To use text messaging and navigation on Google Glass, users currently have to pair it with an Android phone and install the Glass companion app on their phones. This will change very soon, however, one of the Google representatives in its New York office told me when I picked up my own unit yesterday afternoon. Glass, the Google employee told me, will soon be able to handle these features independent of the device the user has paired it to (and maybe even independent of the Glass companion app).
While Glass will happily work with any iPhone over Bluetooth or use any Wi-Fi connection to get online, iPhone users are currently unable to get turn-by-turn directions through Glass – one of its killer features. Those direction are pretty useful while you are navigating a new city and they do show off the power of location-based apps on Glass, but the software will currently balk if you ask it to give you directions while it’s connected to an iPhone.
In this context, it’s worth noting that one of the myths surrounding Glass is that it is independently connected to the Internet. That’s not true, however. Instead, Glass users need to have a tethering plan for their phones to connect Glass to the Internet.
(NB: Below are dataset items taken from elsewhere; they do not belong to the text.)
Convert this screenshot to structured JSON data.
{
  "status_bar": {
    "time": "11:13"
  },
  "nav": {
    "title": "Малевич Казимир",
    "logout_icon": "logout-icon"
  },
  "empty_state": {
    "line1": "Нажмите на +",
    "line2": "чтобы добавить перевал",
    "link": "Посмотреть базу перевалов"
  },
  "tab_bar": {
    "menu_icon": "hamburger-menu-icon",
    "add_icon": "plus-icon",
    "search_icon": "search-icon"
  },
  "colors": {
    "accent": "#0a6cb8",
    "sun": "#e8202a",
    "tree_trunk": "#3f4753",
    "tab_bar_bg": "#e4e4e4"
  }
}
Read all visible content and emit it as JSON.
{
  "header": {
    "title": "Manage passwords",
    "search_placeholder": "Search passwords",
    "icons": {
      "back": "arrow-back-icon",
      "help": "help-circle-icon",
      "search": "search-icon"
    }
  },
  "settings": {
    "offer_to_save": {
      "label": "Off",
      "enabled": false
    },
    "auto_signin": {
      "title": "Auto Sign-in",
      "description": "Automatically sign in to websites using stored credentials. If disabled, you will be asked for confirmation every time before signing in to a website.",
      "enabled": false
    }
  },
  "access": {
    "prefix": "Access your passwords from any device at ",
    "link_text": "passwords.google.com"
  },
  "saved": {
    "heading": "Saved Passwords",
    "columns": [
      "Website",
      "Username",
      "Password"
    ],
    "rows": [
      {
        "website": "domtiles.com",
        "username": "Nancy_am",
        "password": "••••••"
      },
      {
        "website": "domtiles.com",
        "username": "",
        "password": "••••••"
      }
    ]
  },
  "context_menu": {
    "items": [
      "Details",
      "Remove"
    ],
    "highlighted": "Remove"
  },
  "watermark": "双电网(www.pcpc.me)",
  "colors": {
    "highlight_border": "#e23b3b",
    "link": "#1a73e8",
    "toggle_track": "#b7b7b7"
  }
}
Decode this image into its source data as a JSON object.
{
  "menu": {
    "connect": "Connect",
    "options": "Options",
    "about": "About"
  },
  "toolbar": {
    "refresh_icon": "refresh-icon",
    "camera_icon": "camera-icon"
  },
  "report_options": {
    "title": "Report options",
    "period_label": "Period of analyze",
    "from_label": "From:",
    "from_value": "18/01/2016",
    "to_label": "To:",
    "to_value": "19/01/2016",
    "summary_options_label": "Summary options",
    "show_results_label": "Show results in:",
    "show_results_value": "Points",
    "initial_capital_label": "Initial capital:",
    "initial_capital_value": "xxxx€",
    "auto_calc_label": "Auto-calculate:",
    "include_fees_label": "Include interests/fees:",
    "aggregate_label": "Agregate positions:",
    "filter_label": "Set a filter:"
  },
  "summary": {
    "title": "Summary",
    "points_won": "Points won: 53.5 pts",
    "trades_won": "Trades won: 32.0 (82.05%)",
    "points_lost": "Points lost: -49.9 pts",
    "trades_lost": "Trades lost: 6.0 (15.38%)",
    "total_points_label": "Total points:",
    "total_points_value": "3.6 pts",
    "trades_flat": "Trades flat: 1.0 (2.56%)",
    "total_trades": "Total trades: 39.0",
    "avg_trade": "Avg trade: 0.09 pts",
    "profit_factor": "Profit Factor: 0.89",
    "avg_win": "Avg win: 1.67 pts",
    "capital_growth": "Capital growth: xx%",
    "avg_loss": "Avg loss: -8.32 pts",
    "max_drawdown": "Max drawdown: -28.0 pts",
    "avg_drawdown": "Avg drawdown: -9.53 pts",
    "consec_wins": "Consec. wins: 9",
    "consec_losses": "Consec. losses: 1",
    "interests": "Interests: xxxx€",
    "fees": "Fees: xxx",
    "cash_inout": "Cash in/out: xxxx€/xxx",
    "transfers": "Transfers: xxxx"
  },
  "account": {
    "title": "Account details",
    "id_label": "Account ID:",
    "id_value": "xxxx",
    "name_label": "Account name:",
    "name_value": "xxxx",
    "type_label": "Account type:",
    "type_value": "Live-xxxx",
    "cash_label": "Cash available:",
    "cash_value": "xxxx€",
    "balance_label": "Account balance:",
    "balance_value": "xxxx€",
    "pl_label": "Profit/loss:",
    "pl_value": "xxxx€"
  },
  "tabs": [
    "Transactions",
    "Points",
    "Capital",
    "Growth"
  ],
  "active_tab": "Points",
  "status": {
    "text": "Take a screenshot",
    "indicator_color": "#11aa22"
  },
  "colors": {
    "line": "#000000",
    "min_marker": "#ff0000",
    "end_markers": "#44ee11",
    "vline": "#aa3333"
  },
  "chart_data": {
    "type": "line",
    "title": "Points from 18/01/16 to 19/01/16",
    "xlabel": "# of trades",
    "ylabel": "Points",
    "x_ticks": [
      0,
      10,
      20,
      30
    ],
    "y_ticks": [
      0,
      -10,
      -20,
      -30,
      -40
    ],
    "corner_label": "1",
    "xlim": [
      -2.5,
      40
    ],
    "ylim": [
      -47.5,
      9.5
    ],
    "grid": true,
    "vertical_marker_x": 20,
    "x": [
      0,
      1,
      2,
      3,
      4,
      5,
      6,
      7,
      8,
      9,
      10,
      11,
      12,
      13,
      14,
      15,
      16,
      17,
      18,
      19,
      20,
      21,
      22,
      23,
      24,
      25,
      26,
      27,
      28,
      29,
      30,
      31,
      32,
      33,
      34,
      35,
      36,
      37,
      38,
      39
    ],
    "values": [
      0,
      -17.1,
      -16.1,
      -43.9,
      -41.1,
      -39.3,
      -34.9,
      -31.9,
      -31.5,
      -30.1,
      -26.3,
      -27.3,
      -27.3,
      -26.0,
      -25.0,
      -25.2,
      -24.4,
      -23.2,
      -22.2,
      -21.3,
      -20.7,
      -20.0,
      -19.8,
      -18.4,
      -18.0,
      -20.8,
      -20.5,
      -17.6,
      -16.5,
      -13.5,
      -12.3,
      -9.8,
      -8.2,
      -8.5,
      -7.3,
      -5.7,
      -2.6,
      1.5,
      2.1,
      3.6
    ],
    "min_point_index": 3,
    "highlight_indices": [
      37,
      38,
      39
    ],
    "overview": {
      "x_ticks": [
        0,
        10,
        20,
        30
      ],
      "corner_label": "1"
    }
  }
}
In the eyes of your wireless provider, Glass is just another device that uses your phone’s personal hotspot feature. This means Glass shouldn’t have to depend on any application that runs on your phone, so the original restriction of making navigation and SMS dependent on the companion app was always a bit odd.
While Glass has a built-in compass, it doesn’t have its own GPS receiver and depends on the phone to provide it with location data. It looks like this was just a function of the beta state of Glass, however, and that we can expect it to soon be fully functional, no matter the device it uses to connect to the Internet.